Zouch VillageLeicestershire • LE12 5GQ • Other
Zouch is a small historic village straddling the boundary between Leicestershire and Nottinghamshire on the banks of the River Soar, a settlement of quiet charm and considerable age that sits within the pastoral heart of the East Midlands countryside. The village is small enough to have escaped the suburban development that has absorbed many similar communities across this part of England and retains a character shaped by its long agricultural and river-crossing history. The River Soar at Zouch provides the defining feature of the village's setting and history. The river crossing here was significant as part of the historic route network connecting the Midlands towns of Loughborough, Nottingham and Leicester, and the ford and later bridge at Zouch served generations of travellers, traders and livestock drovers moving goods and animals between these settlements across the flat river meadows of the Soar valley. The current Zouch Bridge, a modest structure crossing the river near the village pub, is the latest in a succession of crossings that have occupied this point for many centuries.
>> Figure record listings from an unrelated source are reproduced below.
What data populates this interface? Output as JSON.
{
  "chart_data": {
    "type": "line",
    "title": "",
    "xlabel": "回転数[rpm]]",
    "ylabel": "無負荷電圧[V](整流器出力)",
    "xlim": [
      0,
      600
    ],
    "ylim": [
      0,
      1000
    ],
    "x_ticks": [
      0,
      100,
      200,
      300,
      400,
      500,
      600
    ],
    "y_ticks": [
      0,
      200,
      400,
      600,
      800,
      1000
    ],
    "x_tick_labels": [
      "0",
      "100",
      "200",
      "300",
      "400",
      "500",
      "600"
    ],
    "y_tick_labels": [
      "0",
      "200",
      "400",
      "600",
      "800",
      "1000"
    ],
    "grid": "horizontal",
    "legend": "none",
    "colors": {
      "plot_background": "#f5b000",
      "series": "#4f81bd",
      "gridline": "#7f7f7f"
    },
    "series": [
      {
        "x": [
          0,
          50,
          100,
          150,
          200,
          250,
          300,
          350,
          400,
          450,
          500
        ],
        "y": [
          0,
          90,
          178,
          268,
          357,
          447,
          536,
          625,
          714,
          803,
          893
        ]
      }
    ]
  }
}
The countryside surrounding Zouch is characteristic of the Soar valley floodplain: flat, well-watered meadows that supported extensive cattle grazing in the historic farming economy of the Midlands. The river itself, now also used as part of the Grand Union Canal network, passes through a landscape of willows, water meadows and the occasional boatyard that gives this section of the Soar a pleasant navigational character. Narrowboats and leisure craft pass through the village during the warmer months, adding a gentle animation to the riverside. The village pub beside the river provides the social centre of the community and a comfortable stopping point for walkers, cyclists and boaters exploring the Soar valley, which offers pleasant low-level walking through some of the quieter and less-visited landscapes of central England. The network of public footpaths across the surrounding meadows and the towpath of the navigation provide several hours of easy walking in a setting that has been shaped over centuries by the rural economy of the English Midlands.